5. Allow for More Than One Way to Complete an Assignment
The rigid way in which students have been allowed to complete assignments have held back learning for decades. Not everybody is going to be productive in the same way. So, to avoid this problem, I would provide options for your students as to how they do the homework or what homework assignment they complete. For example, you could provide three worksheets for homework: one is just written problems, another has essay questions, and the final one has visual problem. Each student has to complete one of these. This would give your students the feeling like they are guiding their own learning and engaging in a way that works for them.

 

 

6. Introduce More Activities and Creative Projects into the Curriculum
I have thrown the term engagement around a lot in this article, as that has a lot to do with students’ willingness to learn. The level of engagement they have with the material directly affects how excited they are to learn. Participation can fluctuate based on the way they learn the stuff. I feel as if students would be more engaged if they were to have to come at the material from a physical and creative perspective.

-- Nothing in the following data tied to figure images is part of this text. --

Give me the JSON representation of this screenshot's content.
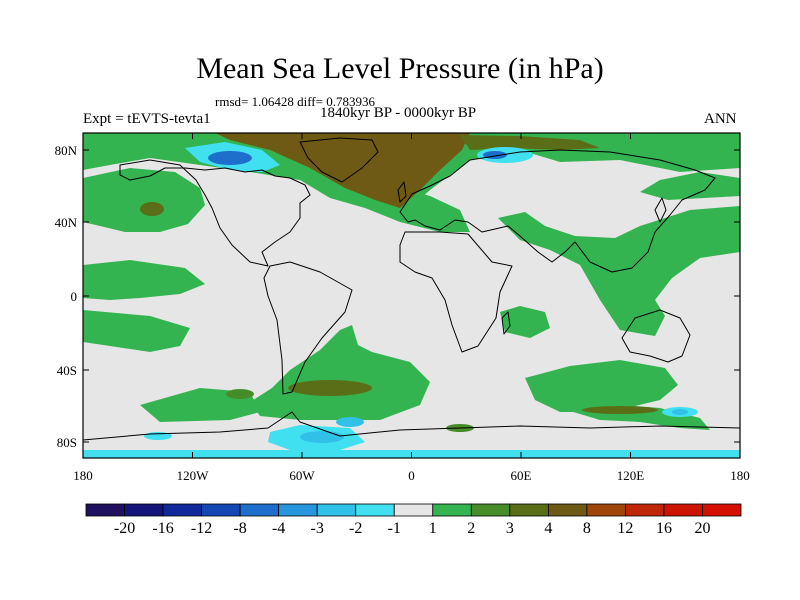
{
  "figure": {
    "title": "Mean Sea Level Pressure (in hPa)",
    "stats": "rmsd= 1.06428 diff= 0.783936",
    "period": "1840kyr BP - 0000kyr BP",
    "experiment": "Expt = tEVTS-tevta1",
    "season": "ANN"
  },
  "map": {
    "lat_ticks": [
      "80N",
      "40N",
      "0",
      "40S",
      "80S"
    ],
    "lon_ticks": [
      "180",
      "120W",
      "60W",
      "0",
      "60E",
      "120E",
      "180"
    ]
  },
  "colorbar": {
    "labels": [
      "-20",
      "-16",
      "-12",
      "-8",
      "-4",
      "-3",
      "-2",
      "-1",
      "1",
      "2",
      "3",
      "4",
      "8",
      "12",
      "16",
      "20"
    ],
    "colors": [
      "#201060",
      "#14147a",
      "#10289a",
      "#1446b4",
      "#1e6ecc",
      "#2896dc",
      "#30c0e8",
      "#40e0f0",
      "#e6e6e6",
      "#34b450",
      "#468c28",
      "#5a6e18",
      "#6e5a14",
      "#a0460a",
      "#be2808",
      "#cc1400",
      "#d41000"
    ]
  },
  "colors": {
    "neutral": "#e6e6e6",
    "green": "#34b450",
    "dark_green": "#468c28",
    "olive": "#5a6e18",
    "brown": "#6e5a14",
    "cyan": "#40e0f0",
    "light_blue": "#30c0e8",
    "blue": "#1e6ecc"
  }
}
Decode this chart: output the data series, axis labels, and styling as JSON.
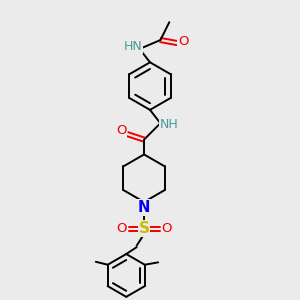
{
  "bg_color": "#ebebeb",
  "bond_color": "#000000",
  "N_color": "#0000ee",
  "O_color": "#ee0000",
  "S_color": "#ccbb00",
  "H_color": "#4a9999",
  "line_width": 1.4,
  "figsize": [
    3.0,
    3.0
  ],
  "dpi": 100,
  "xlim": [
    0,
    10
  ],
  "ylim": [
    0,
    10
  ]
}
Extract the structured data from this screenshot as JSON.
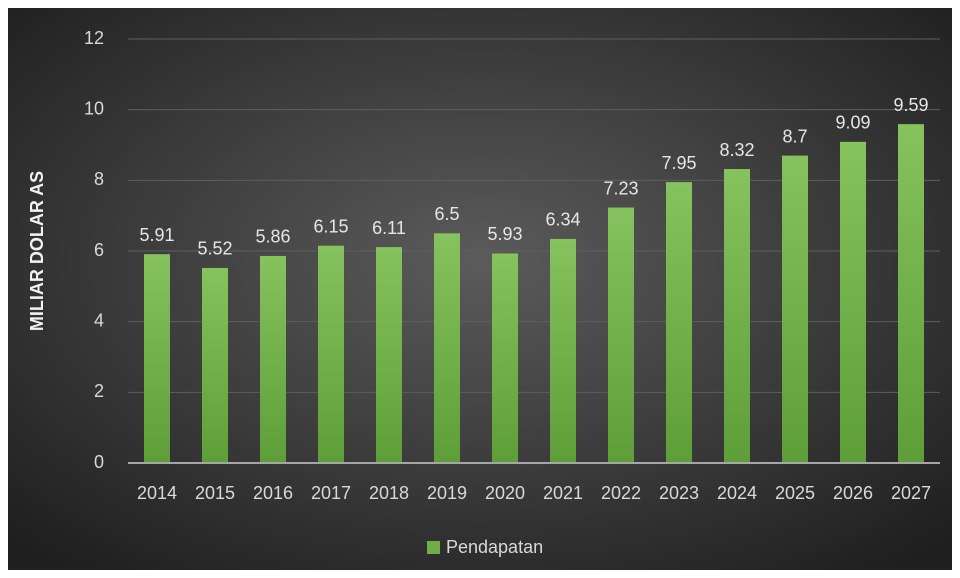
{
  "chart_data": {
    "type": "bar",
    "y_axis_label": "MILIAR DOLAR AS",
    "categories": [
      "2014",
      "2015",
      "2016",
      "2017",
      "2018",
      "2019",
      "2020",
      "2021",
      "2022",
      "2023",
      "2024",
      "2025",
      "2026",
      "2027"
    ],
    "series": [
      {
        "name": "Pendapatan",
        "color": "#70ad47",
        "values": [
          5.91,
          5.52,
          5.86,
          6.15,
          6.11,
          6.5,
          5.93,
          6.34,
          7.23,
          7.95,
          8.32,
          8.7,
          9.09,
          9.59
        ]
      }
    ],
    "ylim": [
      0,
      12
    ],
    "yticks": [
      0,
      2,
      4,
      6,
      8,
      10,
      12
    ],
    "grid": true,
    "legend": "bottom"
  }
}
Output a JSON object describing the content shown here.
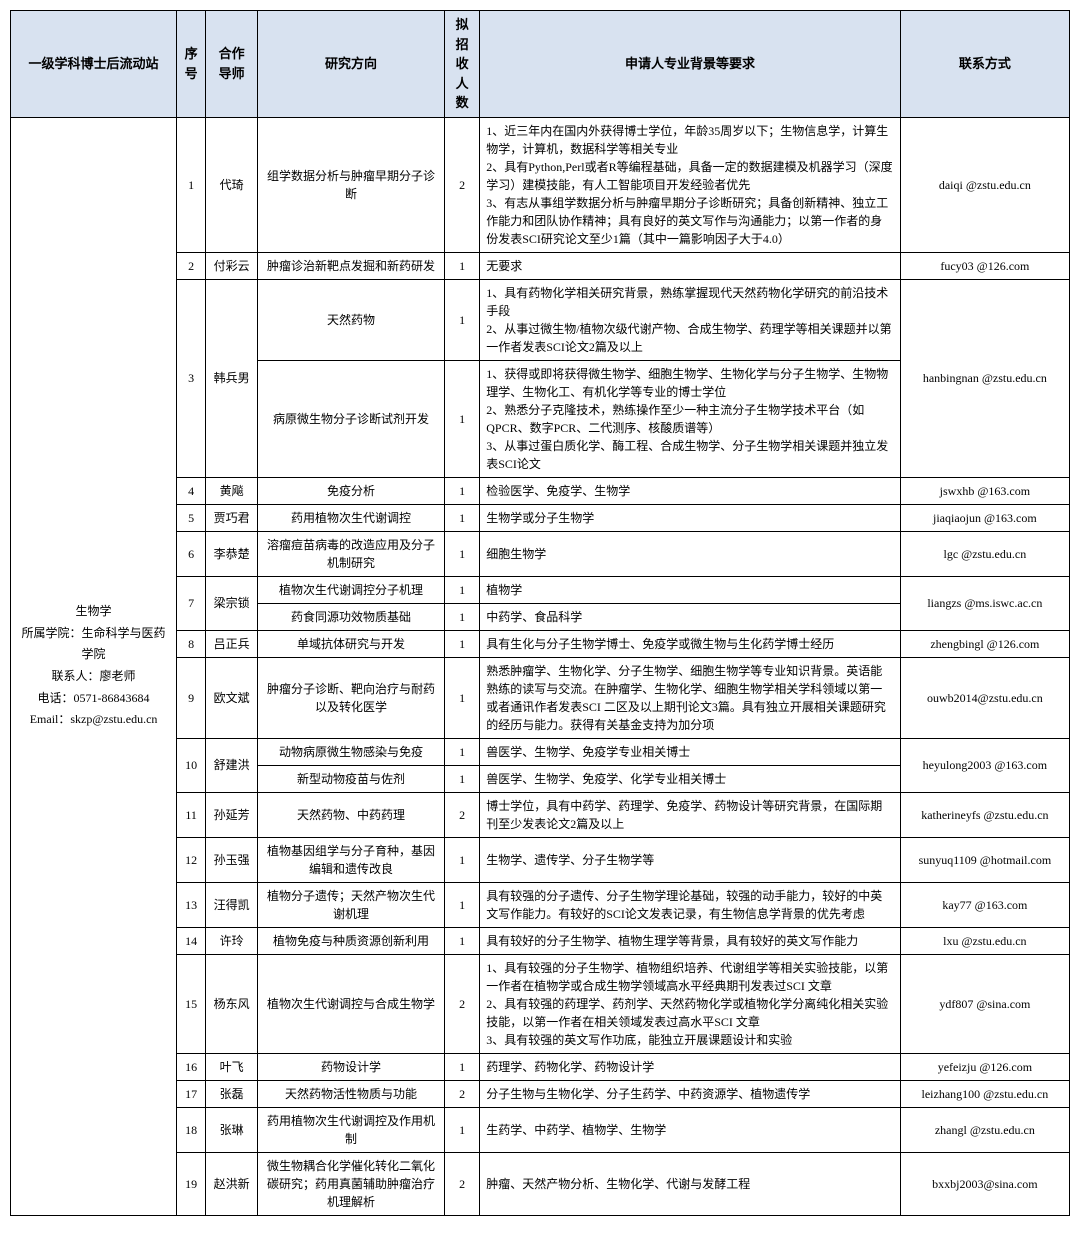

So, I would suggest using activities and creative projects to teach the article, as the students will learn the material as they engage with it.

 

 

7. Teach at a Pace That Comforts Your Students
When students struggling to learn a topic, a lot of the time it has to do with the pace at which it is being taught. If the teacher moves to fast, the student is not going to be able to grasp it. So, if you want your students to want to learn, you need to take the temperature of the room and adjust the pace to ensure everybody in the class can grasp the material without needing outside help or spending time at home to go over the topic over and over.